Do you think people ended up simply watching the game rather than playing it, I ask?
"We spent a long time trying to make our game not like a movie," he says. "But there is a lot of enjoyment you get from just watching our game, sitting on a couch or watching on YouTube."
"Unfortunately, in 2017 there are lots of people who like that experience and then can full-on watch Let's Plays and get that experience without conducting any kind of financial transaction with our publishers. So I think there are definitely people who five or 10 years ago would have bought the game and played it, who aren't buying the game now. Which is a little bit frustrating from a financial standpoint, but from a creative standpoint it's hard to feel too upset that 'oh jeez, a million people just watched our game.'
"I kind of wished that they had experienced the game, mostly because we put so much effort into something that was delightful to interact with. I never thought of this as something that you could watch and get that much out of. We've seen several Twitch streams that have over a million views and, yeah, I get it. It's hard to get upset about that, but it is a little strange."

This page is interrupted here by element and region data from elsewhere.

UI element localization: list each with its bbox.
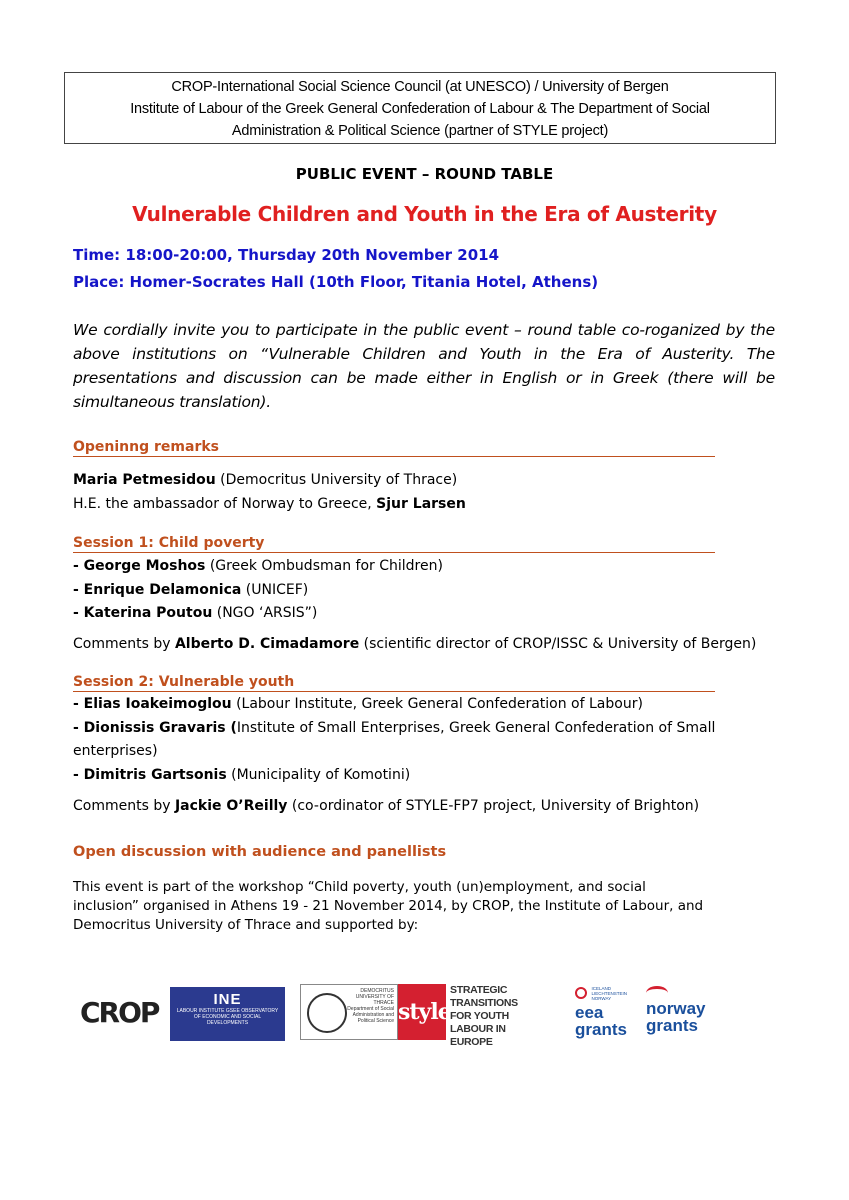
speaker-affiliation: (Democritus University of Thrace)	[215, 472, 458, 488]
eea-word: eea	[575, 1003, 604, 1022]
speaker-name: - Katerina Poutou	[73, 605, 213, 621]
style-logo-subtitle: STRATEGIC TRANSITIONS FOR YOUTH LABOUR IN EUROPE	[450, 984, 518, 1048]
workshop-note: This event is part of the workshop “Child poverty, youth (un)employment, and social inclusion” organised in Athens 19 - 21 November 2014, by CROP, the Institute of Labour, and Democritus University of Thrace and supported by:	[73, 879, 704, 933]
session-2-speaker-2-cont: enterprises)	[73, 743, 158, 759]
session-2-comments	[73, 796, 699, 816]
session-1-speaker-2	[73, 580, 308, 600]
invitation-text: We cordially invite you to participate in the public event – round table co-roganized by the above institutions on “Vulnerable Children and Youth in the Era of Austerity. The presentations and discussion can be made either in English or in Greek (there will be simultaneous translation).	[73, 321, 775, 411]
event-time: Time: 18:00-20:00, Thursday 20th November 2014	[73, 246, 500, 264]
style-logo-mark: style	[398, 984, 446, 1040]
ine-logo	[170, 987, 285, 1041]
norway-grants-word: grants	[646, 1016, 698, 1035]
speaker-name: - Dimitris Gartsonis	[73, 767, 227, 783]
crop-logo: CROP	[80, 996, 159, 1029]
organizers-line-2: Institute of Labour of the Greek General Confederation of Labour & The Department of Social	[130, 101, 710, 117]
event-type: PUBLIC EVENT – ROUND TABLE	[295, 165, 554, 183]
commenter-name: Alberto D. Cimadamore	[174, 636, 360, 652]
session-2-heading: Session 2: Vulnerable youth	[73, 673, 715, 692]
organizers-box	[64, 72, 776, 144]
style-logo	[398, 984, 538, 1048]
organizers-line-3: Administration & Political Science (partner of STYLE project)	[231, 123, 609, 139]
norway-arc-icon	[646, 986, 668, 1000]
speaker-name: - George Moshos	[73, 558, 206, 574]
organizers-line-1: CROP-International Social Science Council (at UNESCO) / University of Bergen	[171, 79, 669, 95]
session-1-heading: Session 1: Child poverty	[73, 534, 715, 553]
commenter-affiliation: (co-ordinator of STYLE-FP7 project, University of Brighton)	[287, 798, 700, 814]
speaker-name: - Enrique Delamonica	[73, 582, 242, 598]
open-discussion-heading: Open discussion with audience and panellists	[73, 844, 447, 860]
speaker-affiliation: (Municipality of Komotini)	[226, 767, 411, 783]
session-1-speaker-3	[73, 603, 317, 623]
ine-logo-subtitle: LABOUR INSTITUTE GSEE OBSERVATORY OF ECONOMIC AND SOCIAL DEVELOPMENTS	[176, 1008, 279, 1026]
speaker-affiliation: (NGO ‘ARSIS”)	[212, 605, 318, 621]
speaker-affiliation: (Labour Institute, Greek General Confederation of Labour)	[231, 696, 643, 712]
eea-ring-icon	[575, 987, 587, 999]
opening-remarks-heading: Openinng remarks	[73, 438, 715, 457]
duth-logo	[300, 984, 398, 1040]
eea-grants-logo	[575, 986, 635, 1042]
speaker-name: Maria Petmesidou	[73, 472, 216, 488]
opening-speaker-2	[73, 494, 466, 514]
speaker-name: - Elias Ioakeimoglou	[73, 696, 232, 712]
eea-grants-word: grants	[575, 1020, 627, 1039]
speaker-affiliation: Institute of Small Enterprises, Greek General Confederation of Small	[236, 720, 716, 736]
sponsor-logos	[80, 984, 730, 1048]
norway-word: norway	[646, 999, 706, 1018]
session-2-speaker-1	[73, 694, 643, 714]
session-1-speaker-1	[73, 556, 443, 576]
speaker-name: - Dionissis Gravaris (	[73, 720, 237, 736]
comments-prefix: Comments by	[73, 636, 175, 652]
eea-countries: ICELAND LIECHTENSTEIN NORWAY	[591, 986, 627, 1001]
session-2-speaker-2	[73, 718, 715, 738]
speaker-name: Sjur Larsen	[376, 496, 466, 512]
commenter-affiliation: (scientific director of CROP/ISSC & University of Bergen)	[359, 636, 757, 652]
commenter-name: Jackie O’Reilly	[174, 798, 288, 814]
session-2-speaker-3	[73, 765, 410, 785]
comments-prefix: Comments by	[73, 798, 175, 814]
university-seal-icon	[307, 993, 347, 1033]
ine-logo-mark: INE	[213, 991, 242, 1008]
opening-speaker-1	[73, 470, 457, 490]
speaker-affiliation: (Greek Ombudsman for Children)	[205, 558, 443, 574]
duth-logo-text: DEMOCRITUS UNIVERSITY OF THRACE Department of Social Administration and Political Science	[347, 988, 394, 1024]
speaker-affiliation: (UNICEF)	[241, 582, 309, 598]
norway-grants-text	[646, 1000, 706, 1034]
speaker-affiliation: H.E. the ambassador of Norway to Greece,	[73, 496, 377, 512]
event-place: Place: Homer-Socrates Hall (10th Floor, Titania Hotel, Athens)	[73, 273, 599, 291]
norway-grants-logo	[646, 986, 726, 1042]
event-title: Vulnerable Children and Youth in the Era of Austerity	[132, 202, 717, 226]
session-1-comments	[73, 634, 756, 654]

That said, he also believes that artistic quality and financial success aren't related, citing Blade Runner as an example of a cult classic that tanked commercially upon its 1982 theatrical release only to become a cultural touchstone in the decades that followed. "Some of it is just timing and luck and there's so many random factors to it that are not necessarily part of game quality per se," he says.
In other words, Dallas feels like there are too many factors determining what flourishes and fails in the marketplace, and that sort of thing is too beyond his control to worry about. While contractually obligated not to offer exact figures, Dallas tells me Edith Finch's sales were "a good number" but "not stratospheric or anything". The financial end of things can only go up though, and the game's recent Xbox One launch will likely offer a noticeable boost.
The truth is that Dallas, like the various members of the family Finch, doesn't seem particularly concerned with practical realities. He will likely spend his days forging creative expressions whether he makes money doing so or not. He's like a Finch that way, exploding with inventive energy that is equal parts a boon and a burden. Dallas remains a source of the sublime, no matter the cost.